У меня есть подруга, москвичка до мозга костей — по фамилии, интонации, взгляду и походке. Зовут её Кира, и если вы хотя бы раз пересекались с девушкой, которая может за минуту превратить чаепитие в мастер-класс по структурному мышлению, то вы знаете типаж. Кира родилась в районе Чистых прудов, закончила Вышку, работает в консалтинге, читает Пелевина на английском, носит пальто даже в июле и говорит, что не понимает, как можно жить дальше, если в доме не ловит «Яндекс.Станция».
Недавно она приезжала ко мне в Петербург. Три дня, два кофейных марафона, один Русский музей и Главный штаб и, конечно, откровенный разговор на кухне под утро. Именно тогда она сказала мне:
— Я тебе всё скажу, только не обижайся. Хочешь правду? Что мы, москвичи, на самом деле думаем о вас, петербуржцах?
Я, конечно, сказала «да». А потом, если честно, пожалела. Потому что Кира — не из тех, кто сглаживает углы. Она из тех, кто делает схемы и выводы.
Во-первых, вы не медленные — вы нарочито неторопливые.
— Знаешь, — сказала она, — я поняла, что ваша вежливость и медлительность — это не просто стиль, это стратегия. Вы как будто хотите показать, что не спешите, потому что всё уже поняли. Всё давно знаете. Это такая светская усталость по-ленинградски: «не надо нам суеты, мы уже всё прочувствовали». В Москве такое за снобизм воспринимается.
Я возразила: у нас просто другой ритм жизни, более человечный.
— Именно! — вспыхнула Кира. — А вы с этим ритмом нас всё время упрекаете. Мол, мы — вечно бегущие, вечно на взводе. Но вы же не понимаете, что для нас это — не тревожность, а стиль жизни! Мы не бежим от себя, мы так себя и находим.

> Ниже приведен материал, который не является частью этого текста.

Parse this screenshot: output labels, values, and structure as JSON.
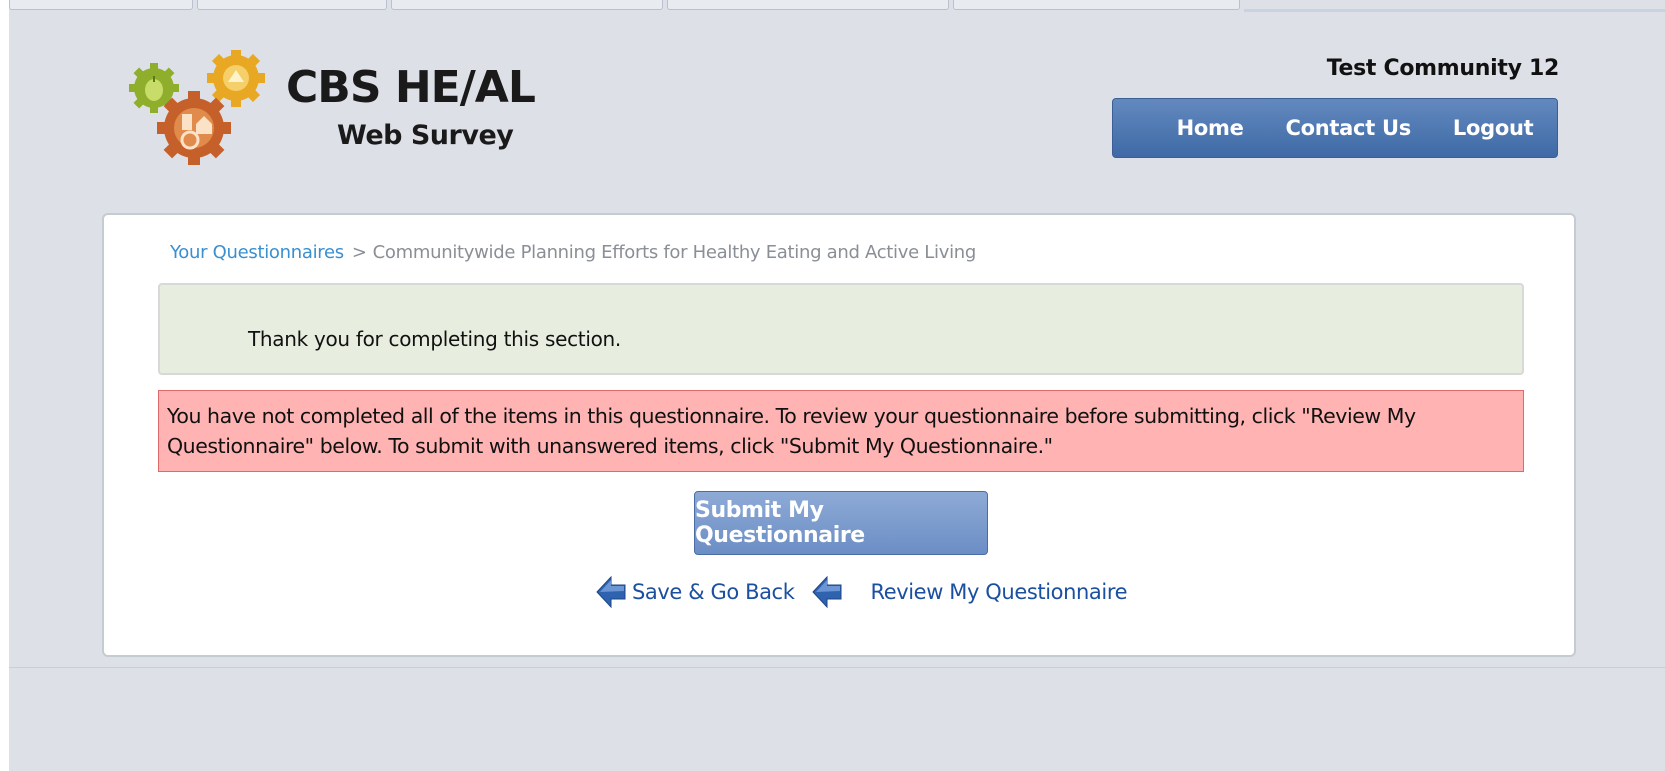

Во-вторых, вы действительно утончённые. Иногда до занудства.
— У вас в городе даже двери рассуждают. Они скрипят философски, — сказала Кира и выпила чай. — У вас люди умеют говорить про Достоевского, но так, чтобы ты потом целую неделю не мог отделаться от мысли, что ты — Раскольников.
Я хмыкнула. Не поспоришь.
Кира продолжила:
— Ты мне, конечно, не обижайся, но иногда кажется, что у вас депрессия — это не симптом, а культурный код. Как в Москве все по психотерапевтам, так у вас — по Бродскому.
В-третьих, вы прекрасные собеседники. Только иногда забываете слушать.
— Петербуржцы умеют говорить красиво, почти литературно, — признала она. — У вас в речи нет этой московской резкости, всё мягко, даже когда вы язвите. Но есть один нюанс. Вы не спорите. Вы объясняете.
Потом она проодолжила
— А у нас в Москве этот шум — наша музыка. Мы спорим, чтобы жить. А вы будто говорите не со мной, а с каким-то идеальным собеседником из своего внутреннего романа.
В-четвёртых — да, вы красивые. Но не стараетесь это показывать.
Кира пожала плечами:
— Вот идёшь ты по Невскому, и у тебя чувство, что вокруг одни актёры, поэты и аристократы в изгнании. Все такие осанистые, стильные, сдержанные. И при этом не гламурные, не кричащие. Вы как будто на бал собрались, но бал отменили, и вы просто пошли пить кофе у Мойки. У нас в Москве всё иначе: ты одеваешься, как на свидание с жизнью. А у вас — как на исповедь.
Ну и, наконец, вы — люди города, а мы — люди движения.
— Петербуржцы живут городом, дышат им, читают его улицы, как дневник. А мы город меняем, переделываем, преодолеваем. Для вас Питер — как персонаж. А Москва для нас — арена. Тут разная интонация жизни. Вы в диалоге, мы в действии.
После этих слов мы замолчали. Было 4 утра. Из окна тянуло прохладой, и улица дышала влажным светом фонарей. И я поняла, что Кира, со всей своей московской резкостью, на самом деле Петербург любит. Просто по-своему — немного колко, с анализом, но искренне.
А я люблю Москву. За этот азарт, за умение быть быстрой и при этом не терять точку опоры. За её Кир.
Так что, знаете, может, и правда — мы с ней одна страна, но два разных способа дышать.